Opportunity funds are a bit of an investing weathervane. They mushroomed as the start-up industry flourished in the late 2010s and early 2020s. Over the years, Canaan, Flagship Pioneering, Lilly Asia Ventures, SV Health Investors, and Versant Ventures have raised these follow-on funds. (Just how well those funds performed financially is laid out in a special STAT report, “Ranking Biotech’s Top Venture Capital Firms.”)

These funds have fallen by the wayside over the last couple of years, though, as VC firms focus on appeasing their outside investors, many of whom are still waiting for a payout from their previous VC investments. In 2022, VC firms raised 120 opportunity funds, according to data from Pitchbook. That figure dropped to nine last year.

But there are signs of life in the life sciences sector: In addition to Atlas’ fund, VC OrbiMed recently raised $1.86 billion for an opportunity fund. Lightspeed Venture Partners, an international investment firm that invests in both health care and technology companies, also hopes to raise an opportunity fund, according to a filing with the Securities and Exchange Commission.

Some investors have critiqued opportunity funds as a sign of excess, or simply as a way for venture capitalists to fall into a sunk-cost fallacy when it comes to their investment portfolio, funneling more money to start-ups they’re already betting will succeed. “What VC wouldn’t love to support existing companies with other people’s money?” Steve Brotman, founder and managing partner at the investment firm Alpha Partners, previously told STAT. “But, even when a company hits a growth stage, it doesn’t mean you’ve got a punched ticket.”
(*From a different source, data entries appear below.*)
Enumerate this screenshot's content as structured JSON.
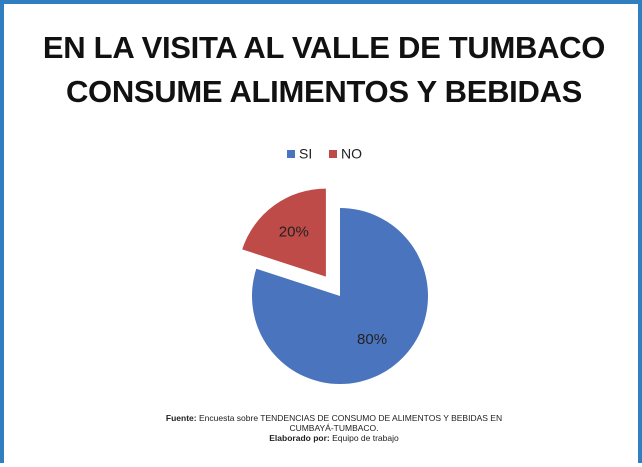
{
  "chart_data": {
    "type": "pie",
    "title": "EN LA VISITA AL VALLE DE TUMBACO CONSUME ALIMENTOS Y BEBIDAS",
    "categories": [
      "SI",
      "NO"
    ],
    "values": [
      80,
      20
    ],
    "value_labels": [
      "80%",
      "20%"
    ],
    "colors": [
      "#4a74bd",
      "#bf4b49"
    ],
    "legend": "top",
    "source_label": "Fuente:",
    "source": "Encuesta sobre TENDENCIAS DE CONSUMO DE ALIMENTOS Y BEBIDAS EN CUMBAYÁ-TUMBACO.",
    "author_label": "Elaborado por:",
    "author": "Equipo de trabajo"
  }
}
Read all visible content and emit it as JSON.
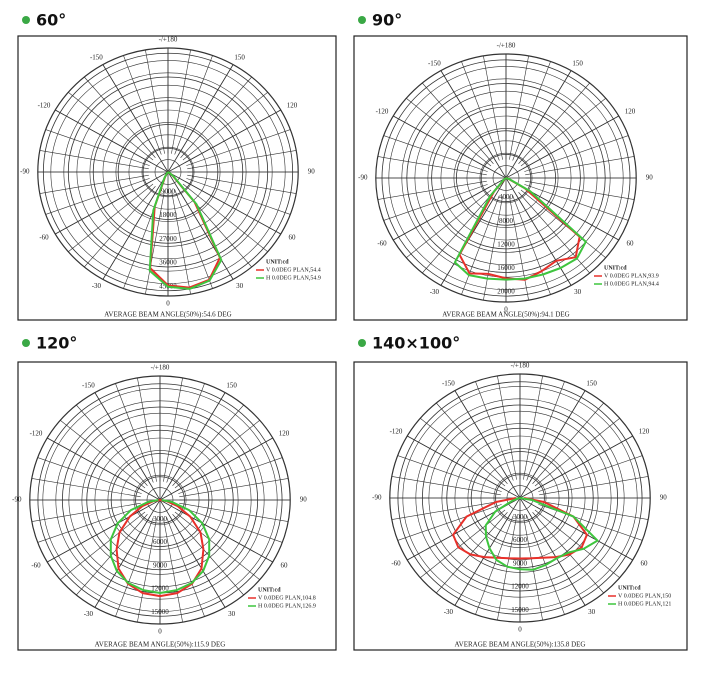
{
  "chart_data": [
    {
      "type": "polar",
      "title": "60°",
      "unit_label": "UNIT:cd",
      "note": "AVERAGE BEAM ANGLE(50%):54.6 DEG",
      "x": [
        -90,
        -80,
        -70,
        -60,
        -50,
        -40,
        -30,
        -20,
        -10,
        0,
        10,
        20,
        30,
        40,
        50,
        60,
        70,
        80,
        90
      ],
      "rlim": [
        0,
        47000
      ],
      "rticks": [
        9000,
        18000,
        27000,
        36000,
        45000
      ],
      "angle_ticks": [
        {
          "value": 180,
          "label": "-/+180"
        },
        -150,
        150,
        -120,
        120,
        -90,
        90,
        -60,
        60,
        -30,
        30,
        0
      ],
      "series": [
        {
          "name": "V 0.0DEG PLAN,54.4",
          "color": "#e8302a",
          "values": [
            0,
            0,
            0,
            0,
            0,
            300,
            2000,
            14000,
            37000,
            43000,
            44500,
            43500,
            37500,
            15000,
            2200,
            300,
            0,
            0,
            0
          ]
        },
        {
          "name": "H 0.0DEG PLAN,54.9",
          "color": "#3ec53e",
          "values": [
            0,
            0,
            0,
            0,
            0,
            400,
            2500,
            15500,
            38000,
            43500,
            45000,
            43800,
            38500,
            16000,
            2600,
            400,
            0,
            0,
            0
          ]
        }
      ]
    },
    {
      "type": "polar",
      "title": "90°",
      "unit_label": "UNIT:cd",
      "note": "AVERAGE BEAM ANGLE(50%):94.1 DEG",
      "x": [
        -90,
        -80,
        -70,
        -60,
        -50,
        -40,
        -30,
        -20,
        -10,
        0,
        10,
        20,
        30,
        40,
        50,
        60,
        70,
        80,
        90
      ],
      "rlim": [
        0,
        21000
      ],
      "rticks": [
        4000,
        8000,
        12000,
        16000,
        20000
      ],
      "angle_ticks": [
        {
          "value": 180,
          "label": "-/+180"
        },
        -150,
        150,
        -120,
        120,
        -90,
        90,
        -60,
        60,
        -30,
        30,
        0
      ],
      "series": [
        {
          "name": "V 0.0DEG PLAN,93.9",
          "color": "#e8302a",
          "values": [
            0,
            0,
            0,
            0,
            300,
            3000,
            15000,
            17200,
            16500,
            17000,
            17500,
            16800,
            16200,
            17500,
            15500,
            3500,
            400,
            0,
            0
          ]
        },
        {
          "name": "H 0.0DEG PLAN,94.4",
          "color": "#3ec53e",
          "values": [
            0,
            0,
            0,
            0,
            500,
            4000,
            16500,
            17500,
            17300,
            17200,
            17300,
            17400,
            17600,
            17800,
            16800,
            4500,
            600,
            0,
            0
          ]
        }
      ]
    },
    {
      "type": "polar",
      "title": "120°",
      "unit_label": "UNIT:cd",
      "note": "AVERAGE BEAM ANGLE(50%):115.9 DEG",
      "x": [
        -90,
        -80,
        -70,
        -60,
        -50,
        -40,
        -30,
        -20,
        -10,
        0,
        10,
        20,
        30,
        40,
        50,
        60,
        70,
        80,
        90
      ],
      "rlim": [
        0,
        16000
      ],
      "rticks": [
        3000,
        6000,
        9000,
        12000,
        15000
      ],
      "angle_ticks": [
        {
          "value": 180,
          "label": "-/+180"
        },
        -150,
        150,
        -120,
        120,
        -90,
        90,
        -60,
        60,
        -30,
        30,
        0
      ],
      "series": [
        {
          "name": "V 0.0DEG PLAN,104.8",
          "color": "#e8302a",
          "values": [
            0,
            800,
            2300,
            4300,
            6500,
            8300,
            10200,
            11500,
            12200,
            12400,
            12200,
            11500,
            10200,
            8300,
            6500,
            4300,
            2300,
            800,
            0
          ]
        },
        {
          "name": "H 0.0DEG PLAN,126.9",
          "color": "#3ec53e",
          "values": [
            200,
            1500,
            3800,
            6000,
            7900,
            9400,
            10600,
            11400,
            11800,
            12000,
            11800,
            11400,
            10600,
            9400,
            7900,
            6000,
            3800,
            1500,
            200
          ]
        }
      ]
    },
    {
      "type": "polar",
      "title": "140×100°",
      "unit_label": "UNIT:cd",
      "note": "AVERAGE BEAM ANGLE(50%):135.8 DEG",
      "x": [
        -90,
        -80,
        -70,
        -60,
        -50,
        -40,
        -30,
        -20,
        -10,
        0,
        10,
        20,
        30,
        40,
        50,
        60,
        70,
        80,
        90
      ],
      "rlim": [
        0,
        16000
      ],
      "rticks": [
        3000,
        6000,
        9000,
        12000,
        15000
      ],
      "angle_ticks": [
        {
          "value": 180,
          "label": "-/+180"
        },
        -150,
        150,
        -120,
        120,
        -90,
        90,
        -60,
        60,
        -30,
        30,
        0
      ],
      "series": [
        {
          "name": "V 0.0DEG PLAN,150",
          "color": "#e8302a",
          "values": [
            500,
            3000,
            7000,
            9500,
            9900,
            9500,
            8800,
            8200,
            7900,
            7800,
            7900,
            8200,
            8800,
            9500,
            9900,
            9500,
            7000,
            3000,
            500
          ]
        },
        {
          "name": "H 0.0DEG PLAN,121",
          "color": "#3ec53e",
          "values": [
            0,
            200,
            1000,
            3500,
            5500,
            6500,
            7500,
            8500,
            9000,
            9200,
            9400,
            9200,
            9000,
            9200,
            10200,
            11000,
            7000,
            1500,
            0
          ]
        }
      ]
    }
  ]
}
Atlas has deliberately kept its early-stage investment funds small, particularly in comparison to the $1 billion-plus funds that some of its counterparts are raising. Last December, STAT reported exclusively that the firm raised $450 million for its 14th fund, which will go toward seed and Series A rounds for biotech companies just getting started.

The opportunity funds, Atlas partner Kevin Bitterman said, are an “elegant” way to address the tension between raising smaller funds that can provide investors with strong returns and having the money to support expensive drug trials.

“All of us at Atlas have lived in prior lives through funds that got to be, you know, a billion dollars or more. At that point, it becomes incredibly challenging to do early-stage seed investing and company creation,” he told STAT. “At the same time, drug development and biotech has not become a [less expensive] activity. So, to be able to support companies long term, the solution that we came to, rather than raising a single billion dollar fund, was to do this in separate vehicles, where we can tailor each of those vehicles’ strategy and expectations.”

Outside investors were quick to commit money to Atlas Venture Opportunity Fund III, which the firm started raising in late spring, he added.

Atlas can write checks for upward of $20 million to $25 million using the new fund. That money could go to either companies that are privately held or that are publicly traded.

Biotech stocks have been through the ringer in recent years, but are showing signs of recovery. The number of new companies joining their ranks through an IPO, though, has dropped off precipitously. Just a handful of companies have managed to go public this year.

So, does Bitterman think the worst is over? “I think so. The optimist in me will say there’s a bunch of green shoots out there to point to,” he said. He cited the case of Sionna Therapeutics, in which Atlas was an early investor. Sionna’s share price has risen around 36 percent since its February IPO. “So, [I’m] optimistic that the IPO market will come back and hopefully come back strong.”